CIRCULAIRE DU 11 OCTOBRE 1999

Argumentaire sur la circulaire du 11 octobre 1999

par Patrick QUINQUETON (conseiller sur les problèmes d'immigration de Chevènement) [bok.net/pajol]





ARGUMENTAIRE
CIRCULAIRE DU MINISTRE DE L'INTERIEUR DU 11 OCTOBRE 1999 CONCERNANT L'ELOIGNEMENT DES ETRANGERS EN SITUATION IRREGULIERE


  1. Il s'agit d'une circulaire qui se contente de rappeler quelque chose qui, aujourd'hui, choque beaucoup de « bien pensants » : il faut appliquer la loi. Il faut avoir l'esprit bizarrement orienté pour reprocher au ministre de l'intérieur de faire un tel rappel aux préfets de la République.

  2. L'argumentation en est clair dans la lettre du ministre aux préfets : « La politique en matière d'immigration est désormais équilibrée. La loi de 1998 a ouvert de nouveaux droits aux étrangers ; elle facilite le séjour de personnes qui ont, à divers titres, des liens avec notre pays. Elle a pour corollaire le refus d'installation de ceux qui, venus irrégulièrement, ne peuvent revendiquer de tels liens. »
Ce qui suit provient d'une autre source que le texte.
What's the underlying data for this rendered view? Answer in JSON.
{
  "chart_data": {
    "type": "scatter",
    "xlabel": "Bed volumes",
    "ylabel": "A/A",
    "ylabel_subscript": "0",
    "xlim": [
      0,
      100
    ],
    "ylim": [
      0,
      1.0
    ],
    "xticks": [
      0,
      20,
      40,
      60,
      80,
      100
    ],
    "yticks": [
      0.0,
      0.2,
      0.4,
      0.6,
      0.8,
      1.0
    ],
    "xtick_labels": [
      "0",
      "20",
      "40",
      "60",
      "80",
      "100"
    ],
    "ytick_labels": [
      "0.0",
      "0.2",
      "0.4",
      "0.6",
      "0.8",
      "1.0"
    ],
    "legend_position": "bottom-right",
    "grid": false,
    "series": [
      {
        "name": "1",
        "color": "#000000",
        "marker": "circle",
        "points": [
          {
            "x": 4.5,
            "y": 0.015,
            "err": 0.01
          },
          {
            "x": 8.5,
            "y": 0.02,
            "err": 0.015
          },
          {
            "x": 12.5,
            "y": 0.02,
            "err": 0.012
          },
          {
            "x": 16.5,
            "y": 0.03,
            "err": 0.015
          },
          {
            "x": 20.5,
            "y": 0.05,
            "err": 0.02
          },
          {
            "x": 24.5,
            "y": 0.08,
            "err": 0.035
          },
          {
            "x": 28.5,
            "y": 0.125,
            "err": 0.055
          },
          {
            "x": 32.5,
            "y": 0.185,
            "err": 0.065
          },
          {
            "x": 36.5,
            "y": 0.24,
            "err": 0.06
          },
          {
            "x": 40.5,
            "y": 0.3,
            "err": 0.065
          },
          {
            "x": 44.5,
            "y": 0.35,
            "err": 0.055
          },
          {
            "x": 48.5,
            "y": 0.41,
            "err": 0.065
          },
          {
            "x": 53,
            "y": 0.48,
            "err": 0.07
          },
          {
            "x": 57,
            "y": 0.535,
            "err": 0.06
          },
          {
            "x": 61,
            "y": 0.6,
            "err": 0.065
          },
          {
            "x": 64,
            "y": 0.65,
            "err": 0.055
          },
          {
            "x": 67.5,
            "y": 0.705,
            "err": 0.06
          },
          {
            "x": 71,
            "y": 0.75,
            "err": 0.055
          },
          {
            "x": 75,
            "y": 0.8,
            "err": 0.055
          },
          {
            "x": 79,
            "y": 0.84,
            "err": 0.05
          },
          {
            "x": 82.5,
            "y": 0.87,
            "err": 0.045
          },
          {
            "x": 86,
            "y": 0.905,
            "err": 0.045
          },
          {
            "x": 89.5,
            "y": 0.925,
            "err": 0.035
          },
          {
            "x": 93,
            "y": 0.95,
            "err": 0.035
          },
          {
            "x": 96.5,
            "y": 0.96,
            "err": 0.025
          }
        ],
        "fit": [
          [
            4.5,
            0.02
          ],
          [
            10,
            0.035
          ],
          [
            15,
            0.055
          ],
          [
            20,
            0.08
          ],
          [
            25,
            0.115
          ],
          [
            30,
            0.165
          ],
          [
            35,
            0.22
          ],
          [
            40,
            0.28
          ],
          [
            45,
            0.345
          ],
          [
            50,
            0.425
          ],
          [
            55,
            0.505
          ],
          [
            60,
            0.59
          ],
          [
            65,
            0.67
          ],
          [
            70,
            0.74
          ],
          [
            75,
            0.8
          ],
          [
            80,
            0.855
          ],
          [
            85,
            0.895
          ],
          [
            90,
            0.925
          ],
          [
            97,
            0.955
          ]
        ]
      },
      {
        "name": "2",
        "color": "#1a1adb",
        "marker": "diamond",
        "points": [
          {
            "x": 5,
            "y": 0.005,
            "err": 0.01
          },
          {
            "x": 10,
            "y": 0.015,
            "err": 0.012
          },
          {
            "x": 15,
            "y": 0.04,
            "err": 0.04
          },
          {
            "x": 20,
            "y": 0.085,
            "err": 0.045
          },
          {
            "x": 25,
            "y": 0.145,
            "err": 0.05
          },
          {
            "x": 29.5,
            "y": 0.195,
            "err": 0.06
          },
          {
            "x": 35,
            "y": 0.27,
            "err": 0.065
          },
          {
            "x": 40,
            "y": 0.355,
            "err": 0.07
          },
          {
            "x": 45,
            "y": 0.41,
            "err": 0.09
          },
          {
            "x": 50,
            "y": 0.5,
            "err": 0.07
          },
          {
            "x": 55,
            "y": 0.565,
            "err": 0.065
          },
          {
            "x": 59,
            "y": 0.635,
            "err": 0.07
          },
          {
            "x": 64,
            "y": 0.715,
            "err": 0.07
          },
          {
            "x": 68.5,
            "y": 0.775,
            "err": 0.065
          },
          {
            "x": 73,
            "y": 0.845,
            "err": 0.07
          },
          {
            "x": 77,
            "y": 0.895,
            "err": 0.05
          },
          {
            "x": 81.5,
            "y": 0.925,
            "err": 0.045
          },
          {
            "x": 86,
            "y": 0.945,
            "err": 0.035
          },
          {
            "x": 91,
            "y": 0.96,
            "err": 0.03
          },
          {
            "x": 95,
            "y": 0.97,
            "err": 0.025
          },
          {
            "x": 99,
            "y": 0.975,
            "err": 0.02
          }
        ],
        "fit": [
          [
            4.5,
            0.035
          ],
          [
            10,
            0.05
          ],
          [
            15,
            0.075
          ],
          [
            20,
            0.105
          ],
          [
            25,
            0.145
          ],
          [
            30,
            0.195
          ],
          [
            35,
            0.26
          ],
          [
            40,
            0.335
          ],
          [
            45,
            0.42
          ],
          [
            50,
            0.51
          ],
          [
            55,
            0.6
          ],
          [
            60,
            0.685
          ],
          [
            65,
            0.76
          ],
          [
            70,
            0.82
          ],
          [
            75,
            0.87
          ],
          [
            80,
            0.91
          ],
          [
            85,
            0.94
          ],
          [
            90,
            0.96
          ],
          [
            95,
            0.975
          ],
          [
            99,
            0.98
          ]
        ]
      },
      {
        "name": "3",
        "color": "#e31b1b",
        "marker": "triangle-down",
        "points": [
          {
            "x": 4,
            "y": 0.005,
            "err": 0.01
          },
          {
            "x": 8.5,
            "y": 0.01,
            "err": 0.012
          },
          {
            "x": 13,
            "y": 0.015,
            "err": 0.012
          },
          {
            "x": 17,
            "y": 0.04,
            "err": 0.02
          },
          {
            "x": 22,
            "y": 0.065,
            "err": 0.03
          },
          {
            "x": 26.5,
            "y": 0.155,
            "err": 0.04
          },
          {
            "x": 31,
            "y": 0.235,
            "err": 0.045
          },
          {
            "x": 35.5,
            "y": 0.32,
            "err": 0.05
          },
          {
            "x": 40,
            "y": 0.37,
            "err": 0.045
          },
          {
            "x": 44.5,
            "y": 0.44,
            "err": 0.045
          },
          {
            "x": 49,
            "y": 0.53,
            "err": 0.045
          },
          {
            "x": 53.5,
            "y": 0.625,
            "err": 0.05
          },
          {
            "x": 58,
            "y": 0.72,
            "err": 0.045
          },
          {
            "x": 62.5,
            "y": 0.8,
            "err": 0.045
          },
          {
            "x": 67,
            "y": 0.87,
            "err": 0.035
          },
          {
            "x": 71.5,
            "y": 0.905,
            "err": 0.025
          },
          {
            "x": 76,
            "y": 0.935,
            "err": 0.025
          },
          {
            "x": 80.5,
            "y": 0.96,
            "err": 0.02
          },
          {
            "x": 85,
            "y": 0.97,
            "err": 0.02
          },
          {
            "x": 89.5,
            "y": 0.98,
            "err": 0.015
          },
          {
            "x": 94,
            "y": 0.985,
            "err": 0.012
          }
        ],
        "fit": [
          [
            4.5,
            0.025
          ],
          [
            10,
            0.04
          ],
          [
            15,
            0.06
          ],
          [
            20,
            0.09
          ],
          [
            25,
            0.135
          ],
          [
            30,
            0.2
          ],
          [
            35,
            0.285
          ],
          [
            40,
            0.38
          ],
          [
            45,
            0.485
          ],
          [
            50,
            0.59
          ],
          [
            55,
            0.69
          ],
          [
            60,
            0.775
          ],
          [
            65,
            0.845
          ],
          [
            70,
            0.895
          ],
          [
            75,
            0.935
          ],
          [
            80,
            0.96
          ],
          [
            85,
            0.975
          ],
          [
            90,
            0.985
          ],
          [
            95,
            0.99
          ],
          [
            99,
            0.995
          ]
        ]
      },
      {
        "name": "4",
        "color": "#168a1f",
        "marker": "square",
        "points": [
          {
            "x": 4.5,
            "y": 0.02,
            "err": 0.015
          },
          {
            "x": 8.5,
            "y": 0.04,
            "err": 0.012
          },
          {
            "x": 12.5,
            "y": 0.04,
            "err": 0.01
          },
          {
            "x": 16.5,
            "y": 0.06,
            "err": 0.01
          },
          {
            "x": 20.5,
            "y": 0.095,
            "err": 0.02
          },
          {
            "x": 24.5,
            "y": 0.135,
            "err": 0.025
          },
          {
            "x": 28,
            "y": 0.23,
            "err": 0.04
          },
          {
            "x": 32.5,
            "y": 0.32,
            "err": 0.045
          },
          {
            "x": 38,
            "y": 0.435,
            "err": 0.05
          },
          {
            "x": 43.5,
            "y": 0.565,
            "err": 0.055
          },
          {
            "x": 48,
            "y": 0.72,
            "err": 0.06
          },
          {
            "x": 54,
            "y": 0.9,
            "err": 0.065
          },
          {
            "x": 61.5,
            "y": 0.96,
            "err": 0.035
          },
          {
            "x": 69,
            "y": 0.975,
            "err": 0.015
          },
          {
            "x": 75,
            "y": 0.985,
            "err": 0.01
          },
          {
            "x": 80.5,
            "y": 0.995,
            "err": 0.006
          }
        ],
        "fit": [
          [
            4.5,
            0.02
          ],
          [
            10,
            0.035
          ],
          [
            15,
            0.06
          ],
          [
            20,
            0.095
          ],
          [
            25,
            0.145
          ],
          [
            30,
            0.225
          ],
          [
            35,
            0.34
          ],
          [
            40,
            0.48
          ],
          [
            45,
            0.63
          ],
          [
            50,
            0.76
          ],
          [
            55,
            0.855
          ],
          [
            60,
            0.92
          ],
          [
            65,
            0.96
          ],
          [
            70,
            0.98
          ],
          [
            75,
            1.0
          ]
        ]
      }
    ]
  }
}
  3. Le ministre constate deux choses : alors même que toutes les décisions ont été prises dans l'opération de régularisation et que seule une minorité a fait l'objet de refus définitif (60000 et même 50000 si l'on tient compte de ceux qui ont été régularisés ensuite par application de la loi ), des arrêtés de reconduite à la frontière n'ont pas été pris dans la moitié des cas ; en même temps, seul 20% des personnes ayant fait l'objet d'un arrêté de reconduite à la frontière sont effectivement reconduites aujourd'hui. La loi n'est donc pas appliquée.

  4. Les bonnes âmes s'émeuvent de la reconduite à la frontière. Mais il faut tout de même rappeler que cette procédure est précisément prévue pour éviter aux irréguliers une condamnation pénale. La sanction du séjour irrégulier est la reconduite de l'intéressé dans e pays dont il a la nationalité, et où habite sa famille, aux frais de la République française. Il est à noter que la grande majorité des étrangers reconduits le sont sans escorte : ils montent dans un avion ou en bateau à destination de leur pays.

  5. Bien entendu, s'il y a le moindre risque en cas de retour ou si l'intéressé peut se prévaloir de sa situation familiale, il n'est pas reconduit. L'éloignement n'intervient en fait qu'après contrôle par plusieurs juges (tribunal administratif pour la validité de l'arrêté préfectoral, tribunal de grande instance en cas de prolongation de la rétention administrative).

  6. Refuser la reconduite à la frontière des irréguliers signifierait cautionner, apporter un appui aux filières de travail clandestin. Si l'intéressé ne peut séjourner en France, ne vaut-il pas mieux qu'il soit reconduit dans son pays, plutôt qu'être « l'armée de réserve du capital », au risque de condamnation pénales ultérieures ? C'est, en tout cas, notre choix.

  7. Cette circulaire aux préfets, purement technique, indique comment mieux appliquer la loi, dans un domaine particulier, qui ne résume pas toute la loi. Sur la vingtaine de circulaires signées par le ministre de l'intérieur depuis 18 mois qui concernent le droit des étrangers, seules quatre concernent la maîtrise des flux migratoires ou l'éloignement. Toutes les autres concernent les situations où un titre de séjour doit être délivré. Dans le même temps, un effort tout particulier est fait pour améliorer l'accueil en préfecture des étrangers sollicitant un titre de séjour, ainsi que pour alléger les procédures. Une journée de travail sur ces sujets réunira d'ici la fin de l'année, en présence du ministre, les cadres des services des étrangers des préfectures. Ainsi la politique du Gouvernement est bien une politique ouverte, dans les limites de la capacité d'intégration de notre pays.